Este concierto es, la verdad, una rareza en el repertorio de un solista. Normalmente, un solista actúa solo y en este se necesita a otra persona. Hay solo dos obras que se pueden compartir en el escenario con otro solista: el triple de Beethoven y el doble concierto de Brahms. Este concierto es una obra maestra del repertorio solista, es casi una sinfonía gigante con dos solistas. Como música es absolutamente maravillosa. Es una de mis obras favoritas y siempre que la toco la disfruto muchísimo. Es como tocar música de cámara con otro solista y con una orquesta que no tiene un papel secundario. Muy al contrario, la orquesta tiene un papel muy principal y es como si fuera un gran grupo de cámara a tres voces. De hecho, muchas veces nos vamos pasando las voces: yo empiezo un tema, lo sigue el violín y luego lo toca la orquesta. Eso me alegra. Acabar la residencia con esta pieza es fantástico.

En los conservatorios es habitual que muchos de los que empiezan a estudiar música se decanten o por el piano o el violín, ¿por qué escogió usted el violonchelo?

Empecé con el chelo a los tres años y obviamente no lo elegí yo. Lo escogieron mis padres y me pusieron uno pequeñito en las manos. Ni me acuerdo de cuándo empecé a tocar. Mis primeros recuerdos son que yo me llamaba Pablo y tocaba el chelo. Me gustó, se me daba bien y nunca me planteé hacer otra cosa.

Y de ese chelo pequeñito que sus padres pusieron en sus manos ha pasado al que tiene usted ahora: un Stradivarius.

Sí, ahora estoy tocando un Stradivarirus, que es una pasada de instrumento. Es un préstamo de la Fundación Nippon. Y sí, desde ese chelo minúsculo con cuerdas de juguete a este último la verdad es que ha llovido mucho.

¿Se ha detenido a mirar por qué manos ha pasado ese chelo desde finales del siglo XVII? Debe dar un poco de vértigo.

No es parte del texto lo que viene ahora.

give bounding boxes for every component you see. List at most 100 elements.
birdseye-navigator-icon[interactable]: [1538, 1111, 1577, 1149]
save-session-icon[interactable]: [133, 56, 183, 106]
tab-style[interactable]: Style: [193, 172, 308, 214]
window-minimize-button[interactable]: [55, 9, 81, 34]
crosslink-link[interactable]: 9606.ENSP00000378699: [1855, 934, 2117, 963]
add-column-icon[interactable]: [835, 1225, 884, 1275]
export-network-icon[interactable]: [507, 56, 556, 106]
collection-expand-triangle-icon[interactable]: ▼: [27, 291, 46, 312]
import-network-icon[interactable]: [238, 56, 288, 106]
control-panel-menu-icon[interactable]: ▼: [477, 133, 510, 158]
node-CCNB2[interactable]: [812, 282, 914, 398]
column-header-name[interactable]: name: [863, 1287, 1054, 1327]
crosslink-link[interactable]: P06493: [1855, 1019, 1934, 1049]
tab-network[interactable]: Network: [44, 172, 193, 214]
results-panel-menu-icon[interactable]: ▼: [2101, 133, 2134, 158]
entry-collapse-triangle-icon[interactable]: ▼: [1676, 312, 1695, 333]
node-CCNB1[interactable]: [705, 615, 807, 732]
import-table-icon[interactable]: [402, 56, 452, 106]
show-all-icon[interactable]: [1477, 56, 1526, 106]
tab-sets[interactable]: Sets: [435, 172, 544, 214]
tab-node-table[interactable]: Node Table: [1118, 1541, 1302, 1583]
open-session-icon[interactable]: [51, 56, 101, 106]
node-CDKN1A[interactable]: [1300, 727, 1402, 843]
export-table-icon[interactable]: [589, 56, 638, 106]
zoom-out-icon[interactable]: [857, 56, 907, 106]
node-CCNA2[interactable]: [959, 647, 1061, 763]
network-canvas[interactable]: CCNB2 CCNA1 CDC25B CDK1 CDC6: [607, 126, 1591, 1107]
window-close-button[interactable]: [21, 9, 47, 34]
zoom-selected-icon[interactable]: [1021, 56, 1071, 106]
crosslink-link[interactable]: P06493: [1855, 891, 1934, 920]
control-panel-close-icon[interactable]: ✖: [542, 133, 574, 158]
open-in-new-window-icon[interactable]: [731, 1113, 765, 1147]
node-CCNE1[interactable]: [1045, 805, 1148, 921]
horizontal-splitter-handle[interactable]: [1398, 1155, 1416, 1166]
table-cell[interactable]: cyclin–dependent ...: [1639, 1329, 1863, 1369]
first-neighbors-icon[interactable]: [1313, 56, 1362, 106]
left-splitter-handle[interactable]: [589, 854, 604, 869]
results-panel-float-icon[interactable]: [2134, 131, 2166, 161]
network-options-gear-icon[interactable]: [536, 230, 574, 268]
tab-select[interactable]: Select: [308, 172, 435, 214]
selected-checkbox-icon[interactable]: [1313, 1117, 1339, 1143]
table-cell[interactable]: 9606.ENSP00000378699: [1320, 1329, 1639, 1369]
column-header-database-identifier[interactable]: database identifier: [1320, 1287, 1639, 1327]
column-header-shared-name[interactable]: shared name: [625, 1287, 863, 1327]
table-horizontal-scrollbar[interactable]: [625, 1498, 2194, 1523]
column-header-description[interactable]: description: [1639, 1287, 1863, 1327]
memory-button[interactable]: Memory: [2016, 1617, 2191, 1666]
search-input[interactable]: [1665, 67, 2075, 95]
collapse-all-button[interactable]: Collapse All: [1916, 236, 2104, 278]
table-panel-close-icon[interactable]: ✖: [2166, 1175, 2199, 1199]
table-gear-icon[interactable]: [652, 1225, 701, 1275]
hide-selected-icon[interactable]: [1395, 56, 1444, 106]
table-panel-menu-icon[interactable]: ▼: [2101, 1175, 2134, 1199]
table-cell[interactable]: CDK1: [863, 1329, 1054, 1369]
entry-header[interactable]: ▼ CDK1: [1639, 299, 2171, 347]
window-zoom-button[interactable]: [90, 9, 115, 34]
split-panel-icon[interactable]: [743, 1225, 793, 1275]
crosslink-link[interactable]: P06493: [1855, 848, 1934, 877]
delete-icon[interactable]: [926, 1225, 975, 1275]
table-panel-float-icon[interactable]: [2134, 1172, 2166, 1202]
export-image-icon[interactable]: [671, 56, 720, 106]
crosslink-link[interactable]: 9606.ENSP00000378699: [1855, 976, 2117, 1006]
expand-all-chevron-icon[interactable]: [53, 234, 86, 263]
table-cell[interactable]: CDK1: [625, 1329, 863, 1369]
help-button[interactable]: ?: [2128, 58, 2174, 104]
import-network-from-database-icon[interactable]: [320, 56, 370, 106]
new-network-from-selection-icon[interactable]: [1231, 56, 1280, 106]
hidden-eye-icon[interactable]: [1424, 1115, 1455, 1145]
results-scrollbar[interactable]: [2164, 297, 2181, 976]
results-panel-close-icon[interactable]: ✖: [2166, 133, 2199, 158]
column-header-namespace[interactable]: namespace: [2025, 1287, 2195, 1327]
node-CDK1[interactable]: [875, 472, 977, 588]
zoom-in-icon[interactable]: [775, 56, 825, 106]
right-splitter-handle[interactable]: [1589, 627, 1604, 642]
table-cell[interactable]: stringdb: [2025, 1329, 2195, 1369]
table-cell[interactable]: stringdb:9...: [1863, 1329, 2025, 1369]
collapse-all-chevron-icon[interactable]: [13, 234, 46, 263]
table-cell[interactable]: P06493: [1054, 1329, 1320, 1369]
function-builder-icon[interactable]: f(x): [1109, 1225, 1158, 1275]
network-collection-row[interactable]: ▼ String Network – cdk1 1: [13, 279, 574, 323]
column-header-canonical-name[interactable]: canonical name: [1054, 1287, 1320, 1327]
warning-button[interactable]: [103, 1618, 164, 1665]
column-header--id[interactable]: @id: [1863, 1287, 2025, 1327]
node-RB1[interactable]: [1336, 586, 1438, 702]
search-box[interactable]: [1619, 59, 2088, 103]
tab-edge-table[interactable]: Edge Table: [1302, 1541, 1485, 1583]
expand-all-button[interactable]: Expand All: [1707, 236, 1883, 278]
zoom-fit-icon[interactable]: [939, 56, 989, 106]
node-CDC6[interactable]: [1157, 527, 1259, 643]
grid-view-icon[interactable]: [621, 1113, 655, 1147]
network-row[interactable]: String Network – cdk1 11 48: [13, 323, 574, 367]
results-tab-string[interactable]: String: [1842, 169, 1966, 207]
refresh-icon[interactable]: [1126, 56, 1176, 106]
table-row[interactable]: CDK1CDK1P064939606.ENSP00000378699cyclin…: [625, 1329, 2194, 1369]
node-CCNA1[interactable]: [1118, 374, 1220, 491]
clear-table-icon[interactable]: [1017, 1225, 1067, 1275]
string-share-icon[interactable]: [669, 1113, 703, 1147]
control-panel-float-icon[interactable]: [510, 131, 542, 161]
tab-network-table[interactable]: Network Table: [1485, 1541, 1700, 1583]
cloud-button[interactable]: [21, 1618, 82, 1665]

Claro, la historia del instrumento se conoce. Antes que yo, lo tocaron dos muy grandes chelistas que fueron Janos Starker –que lo usó 14 años e hizo la mayoría de sus grabaciones con él– y Gregor Piatigorsky, otro grandísimo chelista que lo tocó durante dos años.

La música rusa es otro de los fijos en su repertorio, ¿cierto?

Sí, es muy importante para mí. Estudié con una profesora rusa durante siete años, Natalia Shakhovskaya. Era una de las grandes leyendas de la escuela rusa y gracias a eso decidí grabar la sonata de Rajmáninov en mi primer disco con Sony. Es un homenaje a la influencia de la música rusa en mi vida y una especie de homenaje a ella también.